Meteor yok olunca kız aniden ışını kesti. Yüzüğü kullanmanın etkisiyle kendini yere bıraktı. Domanic bütün gücüyle kıza koştu. Yere eğilip kızı kucakladı. Hızla üsse yürümeye başladı. Kapıyı tekmeyle açıp aktarım noktasına geçti. Kızı bırakmadan odanın hava dolmasını bekledi. Kapı açılınca karşısına gülümseyen Ariel'i gördü. Ama baygın kızı görünce onun da suratı düştü. Birlikte ilk yardım odasına koşup sedyeye yatırdılar. İkisinin de ağzından tek kelime çıkmıyordu. Sadece işlerine odaklanmışlardı. Ariel tam kızın uzay kıyafetini açacaktı ki bir el hızla kollarını kavrayıp itti. Kız kanlı gözlerini sonuna kadar açmış Ariel'e bakmaktaydı. Kısa bir bakışmadan sonra kollarıyla kendini kaldırarak dikelmeye çalıştı. Domanic ile Ariel izlemekten başka bir şey yapmıyorlardı. Kız nihayet oturur pozisyona gelince ikisine de göz gezdirip rahat bir nefes verdi. Kısa bir bakışmanın sonunda kız:
"Hota-a,e gü-eknuczi" dedi. Ariel önce kıza sonra Domanic'e manasız gözlerle bakıp yavaşça kıza yaklaştı. Korkutmamaya özen göstererek:
"İsmim Ariel, o da Domanic." dedi ve Domanic'i işaret etti.

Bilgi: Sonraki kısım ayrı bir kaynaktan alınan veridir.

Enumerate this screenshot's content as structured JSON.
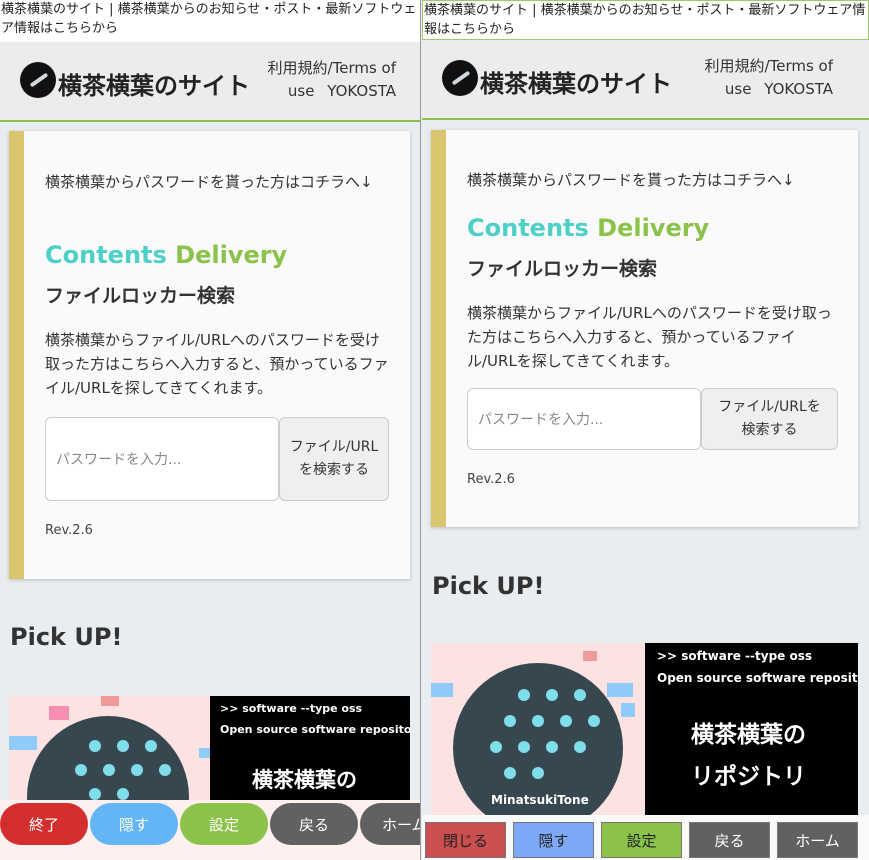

"Bizi meteordan kurtardığın için teşekkürler." dedi. Kız hala anlamsız gözlerle bakıyordu ama Ariel teşekkür edince başını salladı. Ardından Ariel geri çekilip:
"Senin ismin ne?" dedi. Kız korkmuş bir şekilde kurumuş dudaklarını araladı ve:
"Marry." dedi.
ŞİMDİ OKUDUĞUN
Ray Part 2
RandomEvrende üç ırk yaşamını sürmektedir. Bunlar Nux, Jark ve Hork olarak üçe ayrılmakta. Hork olarak doğup sonradan Nux olan ilk örnek Bart, Nux ırkının ayrıcalıklarını kaldıramaz. Öğrendiği gerçeklerle birlikte güç Bart'ı delirtir. Artık dünya onun...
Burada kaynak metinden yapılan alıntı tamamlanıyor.